So they have actually enabled more choices... not decreased the possible choices.
Both.
Not at all. I agree that the idea that God is watching you affects you. I don't see how that removes free will. I don't see how that prevents you from making a choice.
Remove is probably the wrong word, more like affect your free will choices. Say you want to murder your neighbor, rape his wife and steal his stuff. If, for all appearances, God doesn't exist or there's just no reasonable indication that It does, you decide to do what you want. But before you can, it's announced on the news that God exists and is watching each and every one of us, and in a list of things indicaes that what you are about to do is evil. So if, as you candidly admit, that knowing God is there affects us, people are less likely to do what they would have done otherwise.. That knowledge affects our moral choices.
Is it? If the physics professor say, "I am going to drop this book." He imparts to us and to himself the knowledge that he will drop the book. We are not surprised when he drops the book. Does our knowing that he would drop the book cause him to drop the book? Does his knowing that he would drop the book cause him to drop the book?
Bad analogy. You don't really know he will actually drop it. And we don't have the divine foreknowledge that you claim God has, in order to know what he will actually do, nor the power of divine judgement to influence the professor's actions--though dropping a book is not an example of either good nor evil.
So like, if you could go back in time and kill Hitler as a baby would you do it? We'll just assume no temporal paradox. You have a person, who you know will be responsible for terrible things and you have the opportunity to kill him and you are saying: "Yes, go kill him."
Or like, we have futuristic telepathic super system that can determine what crimes people will commit before they commit those crimes. So we can imprison them before they do commit the crimes, maybe even justify killing them in certain cases, and you are basically saying, "Yes, let's do it that way."
Neither of those scenarios addresses why God wouldn't just pre-distribute everyone to heaven or hell. And without foreknowledge, we don't know what anyone will do. Your question assumes we can prejudge anyone. And we can't go back in time, which is just another example of foreknowledge negating natural and moral law.
These are deep philosophical questions for us. These movies have been made because we seek to know the answers to these deep questions. But ultimately, I don't think there is any mystery here. You shouldn't go back in time to kill Hitler as a baby and you shouldn't imprison people for the crimes they haven't committed yet.
Those are works of fiction dealing with impossible situations. If you could go back, would Hitler no longer have free will? If so, I'd kill him. If not, he might make different choices. But in reality, neither is a possibility, and certainly not a cause for judging profound questions like free will.
Why should God punish people who didn't do anything yet simply because he knew they would do bad things?

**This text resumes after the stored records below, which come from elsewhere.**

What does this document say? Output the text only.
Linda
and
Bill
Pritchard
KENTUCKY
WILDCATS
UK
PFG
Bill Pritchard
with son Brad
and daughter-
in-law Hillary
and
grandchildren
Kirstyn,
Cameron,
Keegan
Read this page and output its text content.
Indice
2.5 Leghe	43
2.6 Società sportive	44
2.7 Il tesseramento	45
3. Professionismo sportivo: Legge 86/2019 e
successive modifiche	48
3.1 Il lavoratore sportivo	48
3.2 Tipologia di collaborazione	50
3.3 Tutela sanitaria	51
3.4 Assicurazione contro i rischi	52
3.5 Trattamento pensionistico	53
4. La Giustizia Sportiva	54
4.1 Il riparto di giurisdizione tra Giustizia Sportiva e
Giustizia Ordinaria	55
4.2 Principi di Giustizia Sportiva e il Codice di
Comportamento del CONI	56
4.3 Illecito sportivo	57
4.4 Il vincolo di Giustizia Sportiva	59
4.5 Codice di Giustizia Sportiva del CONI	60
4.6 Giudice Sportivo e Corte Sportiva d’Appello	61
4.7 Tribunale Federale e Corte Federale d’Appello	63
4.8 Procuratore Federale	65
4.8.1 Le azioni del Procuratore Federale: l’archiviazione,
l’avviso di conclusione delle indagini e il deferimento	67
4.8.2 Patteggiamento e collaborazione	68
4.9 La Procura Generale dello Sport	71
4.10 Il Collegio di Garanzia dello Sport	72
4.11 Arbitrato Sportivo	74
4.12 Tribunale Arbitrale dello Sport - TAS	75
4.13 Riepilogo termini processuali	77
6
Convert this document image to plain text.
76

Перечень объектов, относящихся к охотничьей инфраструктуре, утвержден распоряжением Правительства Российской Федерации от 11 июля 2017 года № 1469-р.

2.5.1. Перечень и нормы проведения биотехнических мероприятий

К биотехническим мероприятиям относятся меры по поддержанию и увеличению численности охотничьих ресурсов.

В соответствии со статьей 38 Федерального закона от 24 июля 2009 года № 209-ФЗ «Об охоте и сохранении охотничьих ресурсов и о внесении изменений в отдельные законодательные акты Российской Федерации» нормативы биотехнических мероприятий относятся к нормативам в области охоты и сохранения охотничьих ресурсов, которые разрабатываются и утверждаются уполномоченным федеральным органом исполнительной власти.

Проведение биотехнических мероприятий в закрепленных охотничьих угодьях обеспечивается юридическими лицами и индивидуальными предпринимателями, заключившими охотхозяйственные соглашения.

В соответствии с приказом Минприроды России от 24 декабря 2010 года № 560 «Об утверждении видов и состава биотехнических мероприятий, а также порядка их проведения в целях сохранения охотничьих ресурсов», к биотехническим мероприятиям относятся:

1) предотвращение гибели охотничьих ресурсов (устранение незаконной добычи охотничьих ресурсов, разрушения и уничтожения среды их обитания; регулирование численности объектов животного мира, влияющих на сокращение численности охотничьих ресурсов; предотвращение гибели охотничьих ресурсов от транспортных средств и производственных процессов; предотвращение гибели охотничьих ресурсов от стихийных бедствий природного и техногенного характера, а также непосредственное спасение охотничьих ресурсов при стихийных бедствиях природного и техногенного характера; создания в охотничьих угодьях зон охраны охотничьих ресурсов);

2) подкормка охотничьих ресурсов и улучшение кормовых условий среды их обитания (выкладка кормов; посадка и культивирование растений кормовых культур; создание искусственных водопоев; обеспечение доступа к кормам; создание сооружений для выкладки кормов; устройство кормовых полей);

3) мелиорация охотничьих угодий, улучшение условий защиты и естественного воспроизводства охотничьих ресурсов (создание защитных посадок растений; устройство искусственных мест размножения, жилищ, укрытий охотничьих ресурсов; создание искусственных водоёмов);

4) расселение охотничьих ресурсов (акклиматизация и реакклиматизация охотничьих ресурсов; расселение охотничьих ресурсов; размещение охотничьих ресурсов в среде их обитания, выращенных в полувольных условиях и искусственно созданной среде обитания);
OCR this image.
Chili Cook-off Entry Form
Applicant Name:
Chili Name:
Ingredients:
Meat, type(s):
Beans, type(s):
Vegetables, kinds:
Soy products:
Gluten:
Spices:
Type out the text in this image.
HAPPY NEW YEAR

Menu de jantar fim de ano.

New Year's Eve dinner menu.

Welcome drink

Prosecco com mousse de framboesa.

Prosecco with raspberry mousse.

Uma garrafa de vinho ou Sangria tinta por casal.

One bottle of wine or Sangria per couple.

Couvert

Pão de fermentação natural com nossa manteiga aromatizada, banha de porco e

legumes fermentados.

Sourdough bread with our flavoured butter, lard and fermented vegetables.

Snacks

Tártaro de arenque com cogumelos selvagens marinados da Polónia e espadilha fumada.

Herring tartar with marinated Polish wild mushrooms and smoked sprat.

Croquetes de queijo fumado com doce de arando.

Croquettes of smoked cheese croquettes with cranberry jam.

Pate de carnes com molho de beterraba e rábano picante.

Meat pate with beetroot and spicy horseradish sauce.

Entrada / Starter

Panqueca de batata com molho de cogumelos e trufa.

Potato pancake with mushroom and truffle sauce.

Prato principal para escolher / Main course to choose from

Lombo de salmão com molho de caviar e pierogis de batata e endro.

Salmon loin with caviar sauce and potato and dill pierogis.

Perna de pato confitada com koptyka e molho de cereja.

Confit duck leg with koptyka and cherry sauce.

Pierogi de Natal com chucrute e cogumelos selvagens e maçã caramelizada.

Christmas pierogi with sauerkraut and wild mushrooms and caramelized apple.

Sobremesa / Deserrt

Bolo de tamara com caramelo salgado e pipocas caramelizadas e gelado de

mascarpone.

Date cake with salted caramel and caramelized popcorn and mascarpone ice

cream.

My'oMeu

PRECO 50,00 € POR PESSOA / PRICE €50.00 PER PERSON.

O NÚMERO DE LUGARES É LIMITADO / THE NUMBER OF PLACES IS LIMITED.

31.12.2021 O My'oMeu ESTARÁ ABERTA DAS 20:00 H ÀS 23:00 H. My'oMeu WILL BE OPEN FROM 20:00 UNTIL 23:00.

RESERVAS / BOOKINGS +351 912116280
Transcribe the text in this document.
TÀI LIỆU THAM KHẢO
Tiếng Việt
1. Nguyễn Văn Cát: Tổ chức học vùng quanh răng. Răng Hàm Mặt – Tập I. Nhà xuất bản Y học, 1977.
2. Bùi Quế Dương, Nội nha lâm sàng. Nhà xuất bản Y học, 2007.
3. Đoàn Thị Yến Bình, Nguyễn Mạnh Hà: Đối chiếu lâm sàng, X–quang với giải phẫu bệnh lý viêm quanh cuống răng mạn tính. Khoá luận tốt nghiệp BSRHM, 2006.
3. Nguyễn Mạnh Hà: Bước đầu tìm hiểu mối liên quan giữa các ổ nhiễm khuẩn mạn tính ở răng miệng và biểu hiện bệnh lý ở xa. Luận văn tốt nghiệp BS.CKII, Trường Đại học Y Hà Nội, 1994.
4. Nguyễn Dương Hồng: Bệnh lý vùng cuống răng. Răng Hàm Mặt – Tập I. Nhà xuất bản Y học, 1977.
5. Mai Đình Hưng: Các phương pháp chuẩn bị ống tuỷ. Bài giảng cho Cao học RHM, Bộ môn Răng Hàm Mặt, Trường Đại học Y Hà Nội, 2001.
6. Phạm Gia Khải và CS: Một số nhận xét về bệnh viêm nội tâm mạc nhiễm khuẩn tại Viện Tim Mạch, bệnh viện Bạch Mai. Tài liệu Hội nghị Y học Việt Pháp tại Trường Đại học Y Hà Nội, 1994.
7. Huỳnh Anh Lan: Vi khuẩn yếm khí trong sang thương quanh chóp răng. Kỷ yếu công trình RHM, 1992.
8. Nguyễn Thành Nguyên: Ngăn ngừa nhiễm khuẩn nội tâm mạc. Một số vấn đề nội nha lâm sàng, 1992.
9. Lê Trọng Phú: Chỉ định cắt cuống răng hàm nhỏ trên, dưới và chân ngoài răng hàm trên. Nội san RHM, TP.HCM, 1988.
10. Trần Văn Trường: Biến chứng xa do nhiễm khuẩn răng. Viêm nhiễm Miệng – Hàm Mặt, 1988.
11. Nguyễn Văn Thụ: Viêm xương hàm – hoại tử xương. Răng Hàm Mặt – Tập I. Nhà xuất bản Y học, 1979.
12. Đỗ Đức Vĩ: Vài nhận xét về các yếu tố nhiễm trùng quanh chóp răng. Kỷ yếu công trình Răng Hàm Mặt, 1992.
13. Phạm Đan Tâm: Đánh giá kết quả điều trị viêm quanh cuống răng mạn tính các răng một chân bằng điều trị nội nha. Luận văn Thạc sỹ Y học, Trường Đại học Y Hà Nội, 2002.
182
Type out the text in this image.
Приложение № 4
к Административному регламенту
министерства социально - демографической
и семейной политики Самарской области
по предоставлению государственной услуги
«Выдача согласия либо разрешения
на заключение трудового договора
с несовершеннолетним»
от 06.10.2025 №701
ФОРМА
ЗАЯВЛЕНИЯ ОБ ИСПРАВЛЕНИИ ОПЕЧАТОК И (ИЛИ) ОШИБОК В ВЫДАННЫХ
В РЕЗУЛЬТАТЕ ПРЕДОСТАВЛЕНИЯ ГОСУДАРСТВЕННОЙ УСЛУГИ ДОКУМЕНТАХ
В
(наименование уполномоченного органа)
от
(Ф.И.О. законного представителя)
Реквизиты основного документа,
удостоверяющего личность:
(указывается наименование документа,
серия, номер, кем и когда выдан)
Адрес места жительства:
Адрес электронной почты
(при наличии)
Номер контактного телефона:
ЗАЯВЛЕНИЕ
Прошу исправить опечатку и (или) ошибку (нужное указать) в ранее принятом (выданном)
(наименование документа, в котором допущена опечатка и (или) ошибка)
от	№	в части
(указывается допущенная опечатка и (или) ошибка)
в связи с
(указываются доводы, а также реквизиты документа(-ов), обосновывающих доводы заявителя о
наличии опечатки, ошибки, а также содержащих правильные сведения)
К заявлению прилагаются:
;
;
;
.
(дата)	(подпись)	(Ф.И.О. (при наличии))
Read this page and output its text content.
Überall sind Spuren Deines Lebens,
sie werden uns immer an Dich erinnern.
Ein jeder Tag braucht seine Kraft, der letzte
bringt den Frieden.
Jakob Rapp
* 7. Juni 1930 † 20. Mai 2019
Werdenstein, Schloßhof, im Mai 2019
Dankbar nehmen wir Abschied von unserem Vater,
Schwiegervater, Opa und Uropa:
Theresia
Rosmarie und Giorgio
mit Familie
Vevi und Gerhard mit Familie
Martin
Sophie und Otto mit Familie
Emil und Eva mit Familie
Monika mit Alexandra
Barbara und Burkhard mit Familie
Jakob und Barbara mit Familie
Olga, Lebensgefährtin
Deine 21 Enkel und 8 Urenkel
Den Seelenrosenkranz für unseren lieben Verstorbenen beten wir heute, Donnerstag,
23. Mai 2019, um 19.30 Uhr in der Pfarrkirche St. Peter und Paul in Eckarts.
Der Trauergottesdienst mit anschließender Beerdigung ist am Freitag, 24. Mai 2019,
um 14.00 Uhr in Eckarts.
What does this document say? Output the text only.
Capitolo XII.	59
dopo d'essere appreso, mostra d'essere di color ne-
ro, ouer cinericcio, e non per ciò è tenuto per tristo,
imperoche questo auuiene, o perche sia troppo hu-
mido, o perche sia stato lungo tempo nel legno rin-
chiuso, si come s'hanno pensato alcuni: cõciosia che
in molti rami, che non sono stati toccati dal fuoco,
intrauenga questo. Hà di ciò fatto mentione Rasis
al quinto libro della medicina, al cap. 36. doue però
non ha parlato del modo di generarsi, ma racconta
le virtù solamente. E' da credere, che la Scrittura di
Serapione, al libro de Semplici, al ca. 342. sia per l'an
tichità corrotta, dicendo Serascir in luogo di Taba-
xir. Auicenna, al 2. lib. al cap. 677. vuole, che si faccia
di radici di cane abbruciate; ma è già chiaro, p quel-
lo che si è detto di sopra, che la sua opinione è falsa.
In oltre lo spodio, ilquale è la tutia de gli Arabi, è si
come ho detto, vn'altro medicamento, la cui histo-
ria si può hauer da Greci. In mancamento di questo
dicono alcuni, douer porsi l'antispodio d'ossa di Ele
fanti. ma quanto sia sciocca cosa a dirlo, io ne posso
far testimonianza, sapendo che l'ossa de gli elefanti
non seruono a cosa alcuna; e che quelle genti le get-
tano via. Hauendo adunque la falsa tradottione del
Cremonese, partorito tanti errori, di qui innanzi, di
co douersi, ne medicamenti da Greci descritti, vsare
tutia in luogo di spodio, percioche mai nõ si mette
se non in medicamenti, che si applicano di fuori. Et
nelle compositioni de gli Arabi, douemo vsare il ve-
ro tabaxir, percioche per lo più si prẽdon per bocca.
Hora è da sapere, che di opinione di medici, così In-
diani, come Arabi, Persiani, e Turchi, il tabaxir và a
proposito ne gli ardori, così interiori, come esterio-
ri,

Why should He reward people who didn't do anything good yet?
Free will is a gift, but it's also a heavy responsibility.
How would God revealing Himself remove Free Will?
Go back to the top.
Does lack of knowledge of the existence of God decrease our options? It seems to me that lacking knowledge about God does limit your options. Simply imagining that God exists already provides you with an additional option (you could choose to pray to the God of your imagination). That's an option that didn't exist before and if you were to take away the idea that there is a God, then you would remove an option.
What, prayer? Praying to a God that doesn't exist or doesn't intervene, is not an option. They both result in the same non-reaction. Of course that doesn't keep a lot of people from "seeing" that God answered their prayers--never mind all the times they weren't. Neither does it stop people from working to fulfill their prayers saying that "God helps those who helps themselves" (GAH, one of the worst religious rationalizations
ever).
In the movie
Rambo (the last in the series, and the only one I liked, a lot), one of the mercenaries on a rescue mission, says to the leader of the missionaries they'd just rescued, "God didn't save you, I did!"
Amen.
Another example of increased knowledge providing more options, not fewer options.
I guess, if you want to put it that way. All of our moral optional choices are under the free will column. And if we have knowledge that God exists, many will make different choices, and none, including God, will have certain knowledge of what they would have actually chosen if they had unfettered free will.